Lemon curd (see below)

Fresh berries

Sweetened whipped cream


Lemon Curd

6 large egg yolks

1 cup sugar

Finely grated zest of a lemon or two

½ cup lemon juice

½ cup butter, cut into pieces



Preheat oven to 250°F and line two large baking sheets with foil or parchment. In a small bowl or measuring cup, stir together sugar and cornstarch to get rid of any lumps.

In a large, clean glass or stainless steel bowl, beat egg whites with an electric mixer until soft peaks form. Gradually add sugar mixture, a bit at a time, beating constantly until mixture holds stiff, glossy peaks—it should have the consistency of shaving cream. Beat in vinegar and vanilla.

Spoon small mounds (about a heaping tablespoonful) of meringue about an inch apart on the lined baking sheets, then make little indents in the middle using the tip of a teaspoon, forming nests.

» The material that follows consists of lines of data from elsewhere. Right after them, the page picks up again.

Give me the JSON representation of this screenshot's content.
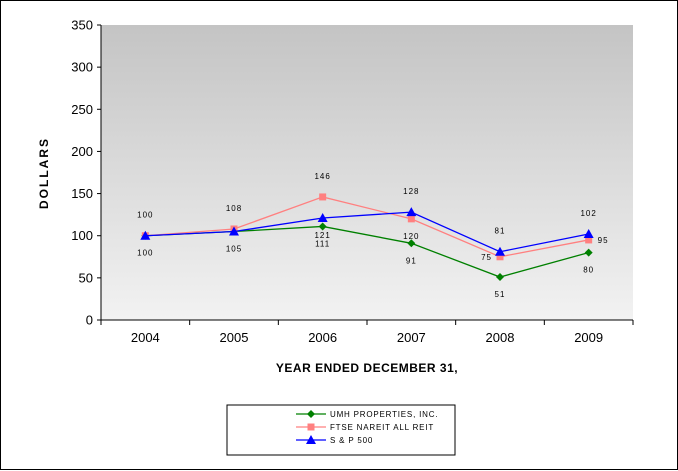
{
  "chart_data": {
    "type": "line",
    "categories": [
      "2004",
      "2005",
      "2006",
      "2007",
      "2008",
      "2009"
    ],
    "xlabel": "YEAR ENDED DECEMBER 31,",
    "ylabel": "DOLLARS",
    "ylim": [
      0,
      350
    ],
    "yticks": [
      0,
      50,
      100,
      150,
      200,
      250,
      300,
      350
    ],
    "grid": false,
    "legend_placement": "bottom",
    "series": [
      {
        "name": "UMH PROPERTIES, INC.",
        "values": [
          100,
          105,
          111,
          91,
          51,
          80
        ],
        "labels": [
          "100",
          "105",
          "111",
          "91",
          "51",
          "80"
        ],
        "label_pos": [
          "below",
          "below",
          "below",
          "below",
          "below",
          "below"
        ],
        "color": "#008000",
        "marker": "diamond"
      },
      {
        "name": "FTSE NAREIT ALL REIT",
        "values": [
          100,
          108,
          146,
          120,
          75,
          95
        ],
        "labels": [
          "100",
          "108",
          "146",
          "120",
          "75",
          "95"
        ],
        "label_pos": [
          "above",
          "above",
          "above",
          "below",
          "left",
          "right"
        ],
        "color": "#ff8080",
        "marker": "square"
      },
      {
        "name": "S & P 500",
        "values": [
          100,
          105,
          121,
          128,
          81,
          102
        ],
        "labels": [
          "",
          "",
          "121",
          "128",
          "81",
          "102"
        ],
        "label_pos": [
          "",
          "",
          "below",
          "above",
          "above",
          "above"
        ],
        "color": "#0000ff",
        "marker": "triangle"
      }
    ],
    "colors": {
      "plot_background": "#c0c0c0",
      "plot_background_light": "#f0f0f0"
    }
  }
}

Bake for 1 hour until crisp and dry. Let meringues cool completely, then peel them off the foil or parchment.

Right before serving, fill each meringue with a small spoonful of lemon curd, then top with fresh berries
and a dollop of whipped cream.

Lemon Curd

In a medium saucepan, whisk together egg yolks, sugar, lemon zest and juice. Set over medium heat and cook, whisking constantly, until mixture comes to aboil and thickens.

Remove from heat and stir in the butter. Set aside for a minute, then, once butter has melted, whisk it incompletely.

Cool and pour into a jar to store or in ramekins to serve.